05 A $63 dividend can still change your filing choice
Dividend income feels small because, for many grads, it is small. Maybe $63 from Schwab, $112 from Fidelity, or $240 from a Robinhood account started during senior year. But a 1099-DIV still needs to be entered correctly, especially if ordinary and qualified dividends are split.
That’s why I’d break the software picks like this:
- FreeTaxUSA: best value for W-2 + 1099-DIV + basic credits.
- TurboTax: best if you want the smoothest guidance.
- H&R Block: strong middle ground, especially if you may want office help.
- TaxSlayer: decent budget alternative with fair support.
- Cash App Taxes: best if cost is the only issue and your return is still pretty clean.

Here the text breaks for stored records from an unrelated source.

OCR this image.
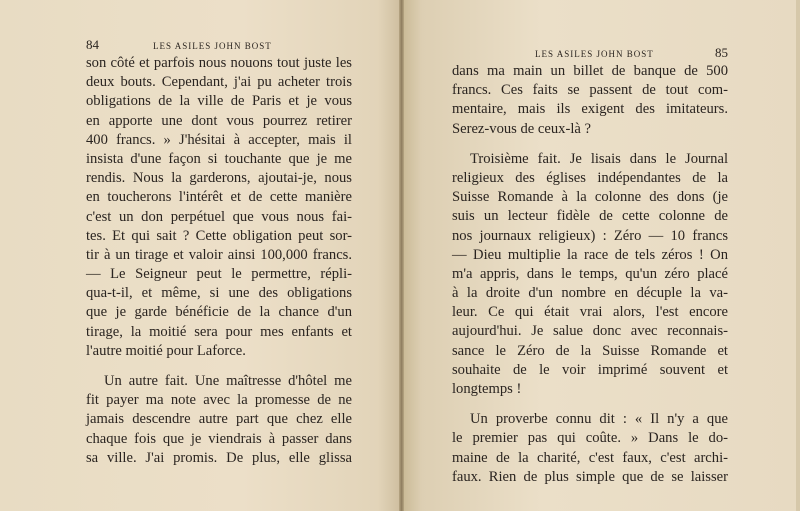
84	LES ASILES JOHN BOST
son côté et parfois nous nouons tout juste les
deux bouts. Cependant, j'ai pu acheter trois
obligations de la ville de Paris et je vous
en apporte une dont vous pourrez retirer
400 francs. » J'hésitai à accepter, mais il
insista d'une façon si touchante que je me
rendis. Nous la garderons, ajoutai-je, nous
en toucherons l'intérêt et de cette manière
c'est un don perpétuel que vous nous fai-
tes. Et qui sait ? Cette obligation peut sor-
tir à un tirage et valoir ainsi 100,000 francs.
— Le Seigneur peut le permettre, répli-
qua-t-il, et même, si une des obligations
que je garde bénéficie de la chance d'un
tirage, la moitié sera pour mes enfants et
l'autre moitié pour Laforce.
Un autre fait. Une maîtresse d'hôtel me
fit payer ma note avec la promesse de ne
jamais descendre autre part que chez elle
chaque fois que je viendrais à passer dans
sa ville. J'ai promis. De plus, elle glissa
LES ASILES JOHN BOST	85
dans ma main un billet de banque de 500
francs. Ces faits se passent de tout com-
mentaire, mais ils exigent des imitateurs.
Serez-vous de ceux-là ?
Troisième fait. Je lisais dans le Journal
religieux des églises indépendantes de la
Suisse Romande à la colonne des dons (je
suis un lecteur fidèle de cette colonne de
nos journaux religieux) : Zéro — 10 francs
— Dieu multiplie la race de tels zéros ! On
m'a appris, dans le temps, qu'un zéro placé
à la droite d'un nombre en décuple la va-
leur. Ce qui était vrai alors, l'est encore
aujourd'hui. Je salue donc avec reconnais-
sance le Zéro de la Suisse Romande et
souhaite de le voir imprimé souvent et
longtemps !
Un proverbe connu dit : « Il n'y a que
le premier pas qui coûte. » Dans le do-
maine de la charité, c'est faux, c'est archi-
faux. Rien de plus simple que de se laisser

see our beginner’s guide to dividend income
related: how ACA premium changes affect your budget

Quick recap:
- Best value: FreeTaxUSA
- Best guidance: TurboTax
- Best free bet: Cash App Taxes
- Best backup option: H&R Block
What should you do today, before you lose another Saturday to this stuff?
06 Do these 3 things before you hit file
First, gather every form in one folder: W-2s, 1099-DIV, 1095-A, and any 1098-T if school credits still apply. Ten minutes now can save an hour later.
Second, price-check two platforms before entering everything. Start with FreeTaxUSA or Cash App Taxes, then compare with TurboTax or H&R Block if your return gets weird. I’ve seen a $40 return become a $120 return just because one extra form appeared. That stings.
Third, look at withholding from that summer or temp job. Short-term employers often withhold in a way that feels random, especially if you worked only 8 to 10 weeks.
Pick software based on your forms, not the ad you saw first.
If your 2025 tax year included a job change, ACA coverage, or even modest dividend income, don’t assume the cheapest option is the best fit. But don’t overpay for hand-holding you don’t need either. Start with the forms. Match the software to the forms. That’s the move.